Prostate cancer is the second most deadly cancer in men, after lung cancer. There are an estimated 233,000 new cases of prostate cancer a year in the U.S. and 29,480 deaths, according to the National Cancer Institute.
A growing body of evidence shows that MRI can help physicians detect a larger percentage of aggressive cancers than conventional biopsies. Current medical practices dictate use of the prostate-specific antigen (PSA) test, which is followed up with a biopsy if PSA levels are determined to be high. Nonetheless, traditional ultrasound guided biopsies cannot always accurately target suspicious nodules, forcing patients to resubmit themselves to an uncomfortable procedure to achieve conclusive results.
MRI in Prostate Cancer Detection and Treatment
According to one study, published in July 2014 in European Urology, MRI used to detect prostate cancer can help triage patients with suspicious findings for targeted biopsy:
- • Reduce the number of cores taken by 84 percent
- • Reduce the number of biopsies by 36 percent
- • Reduce detection of low-risk cancer by 87 percent,
- • Increase detection of intermediate, and high-risk cancer by 18 percent.

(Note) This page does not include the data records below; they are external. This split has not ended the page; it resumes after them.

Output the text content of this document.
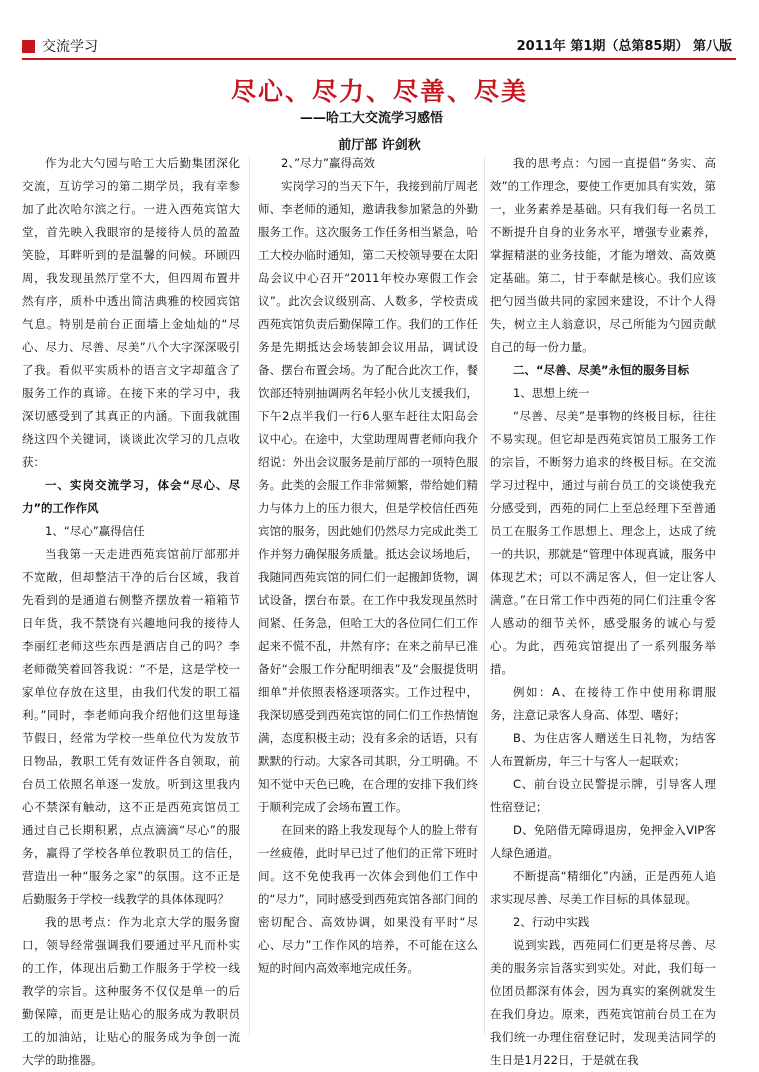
交流学习	2011年 第1期（总第85期） 第八版
尽心、尽力、尽善、尽美
——哈工大交流学习感悟
前厅部 许剑秋

作为北大勺园与哈工大后勤集团深化交流，互访学习的第二期学员，我有幸参加了此次哈尔滨之行。一进入西苑宾馆大堂，首先映入我眼帘的是接待人员的盈盈笑脸，耳畔听到的是温馨的问候。环顾四周，我发现虽然厅堂不大，但四周布置井然有序，质朴中透出简洁典雅的校园宾馆气息。特别是前台正面墙上金灿灿的“尽心、尽力、尽善、尽美”八个大字深深吸引了我。看似平实质朴的语言文字却蕴含了服务工作的真谛。在接下来的学习中，我深切感受到了其真正的内涵。下面我就围绕这四个关键词，谈谈此次学习的几点收获：

一、实岗交流学习，体会“尽心、尽力”的工作作风

1、“尽心”赢得信任

当我第一天走进西苑宾馆前厅部那并不宽敞，但却整洁干净的后台区域，我首先看到的是通道右侧整齐摆放着一箱箱节日年货，我不禁饶有兴趣地问我的接待人李丽红老师这些东西是酒店自己的吗？李老师微笑着回答我说：“不是，这是学校一家单位存放在这里，由我们代发的职工福利。”同时，李老师向我介绍他们这里每逢节假日，经常为学校一些单位代为发放节日物品，教职工凭有效证件各自领取，前台员工依照名单逐一发放。听到这里我内心不禁深有触动，这不正是西苑宾馆员工通过自己长期积累，点点滴滴“尽心”的服务，赢得了学校各单位教职员工的信任，营造出一种“服务之家”的氛围。这不正是后勤服务于学校一线教学的具体体现吗？

我的思考点：作为北京大学的服务窗口，领导经常强调我们要通过平凡而朴实的工作，体现出后勤工作服务于学校一线教学的宗旨。这种服务不仅仅是单一的后勤保障，而更是让贴心的服务成为教职员工的加油站，让贴心的服务成为争创一流大学的助推器。

2、”尽力”赢得高效

实岗学习的当天下午，我接到前厅周老师、李老师的通知，邀请我参加紧急的外勤服务工作。这次服务工作任务相当紧急，哈工大校办临时通知，第二天校领导要在太阳岛会议中心召开“2011年校办寒假工作会议”。此次会议级别高、人数多，学校责成西苑宾馆负责后勤保障工作。我们的工作任务是先期抵达会场装卸会议用品，调试设备、摆台布置会场。为了配合此次工作，餐饮部还特别抽调两名年轻小伙儿支援我们，下午2点半我们一行6人驱车赶往太阳岛会议中心。在途中，大堂助理周曹老师向我介绍说：外出会议服务是前厅部的一项特色服务。此类的会服工作非常频繁，带给她们精力与体力上的压力很大，但是学校信任西苑宾馆的服务，因此她们仍然尽力完成此类工作并努力确保服务质量。抵达会议场地后，我随同西苑宾馆的同仁们一起搬卸货物，调试设备，摆台布景。在工作中我发现虽然时间紧、任务急，但哈工大的各位同仁们工作起来不慌不乱，井然有序；在来之前早已准备好“会服工作分配明细表”及“会服提货明细单”并依照表格逐项落实。工作过程中，我深切感受到西苑宾馆的同仁们工作热情饱满，态度积极主动；没有多余的话语，只有默默的行动。大家各司其职，分工明确。不知不觉中天色已晚，在合理的安排下我们终于顺利完成了会场布置工作。

在回来的路上我发现每个人的脸上带有一丝疲倦，此时早已过了他们的正常下班时间。这不免使我再一次体会到他们工作中的“尽力”，同时感受到西苑宾馆各部门间的密切配合、高效协调，如果没有平时“尽心、尽力”工作作风的培养，不可能在这么短的时间内高效率地完成任务。

我的思考点：勺园一直提倡“务实、高效”的工作理念，要使工作更加具有实效，第一，业务素养是基础。只有我们每一名员工不断提升自身的业务水平，增强专业素养，掌握精湛的业务技能，才能为增效、高效奠定基础。第二，甘于奉献是核心。我们应该把勺园当做共同的家园来建设，不计个人得失，树立主人翁意识，尽己所能为勺园贡献自己的每一份力量。

二、“尽善、尽美”永恒的服务目标

1、思想上统一

“尽善、尽美”是事物的终极目标，往往不易实现。但它却是西苑宾馆员工服务工作的宗旨，不断努力追求的终极目标。在交流学习过程中，通过与前台员工的交谈使我充分感受到，西苑的同仁上至总经理下至普通员工在服务工作思想上、理念上，达成了统一的共识，那就是“管理中体现真诚，服务中体现艺术；可以不满足客人，但一定让客人满意。”在日常工作中西苑的同仁们注重令客人感动的细节关怀，感受服务的诚心与爱心。为此，西苑宾馆提出了一系列服务举措。

例如：A、在接待工作中使用称谓服务，注意记录客人身高、体型、嗜好；

B、为住店客人赠送生日礼物，为结客人布置新房，年三十与客人一起联欢；

C、前台设立民警提示牌，引导客人理性宿登记；

D、免陪借无障碍退房，免押金入VIP客人绿色通道。

不断提高“精细化”内涵，正是西苑人追求实现尽善、尽美工作目标的具体显现。

2、行动中实践

说到实践，西苑同仁们更是将尽善、尽美的服务宗旨落实到实处。对此，我们每一位团员都深有体会，因为真实的案例就发生在我们身边。原来，西苑宾馆前台员工在为我们统一办理住宿登记时，发现美洁同学的生日是1月22日，于是就在我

Sumathi Reddy, consumer health columnist for the Wall Street Journal, notes in one article: “Because conventional biopsies can’t always distinguish when a cancer is clinically insignificant, patients sometimes undergo unnecessary surgery, radiation or other therapy. Such overtreatment has been a concern in the medical community for some time.”
Controversy over MRI as New Screening Standard.
A common objection to MRI screening use is that there are not many radiologists skilled in interpreting prostate MRI exams. Reddy remarks, “While it is important to note that experience matters, radiologists experienced with MRI in prostate cancer detection can offer greater clarity regarding rising PSA levels, prostate cancer diagnoses and prostate cancer prognoses.”
“Improved imaging with MRI may allow one to confidently recommend surveillance to a greater number of patients and to discover aggressive disease in areas that are not usually biopsied,” said Center for Cancer Research at the National Cancer Institute Clinical Director William Dahut, M.D. “No technology is perfect, that’s for sure. However, it is clear that our tools and ability to use these tools continues to markedly improve.”
The Center for Diagnostic Imaging is confident in the continued growth of prostate MRI exams, as it offers patients more accurate information about their disease to inform treatment decisions. MRI may well be the next frontier for cancer detection, as well as the new alternative to the current standard of care.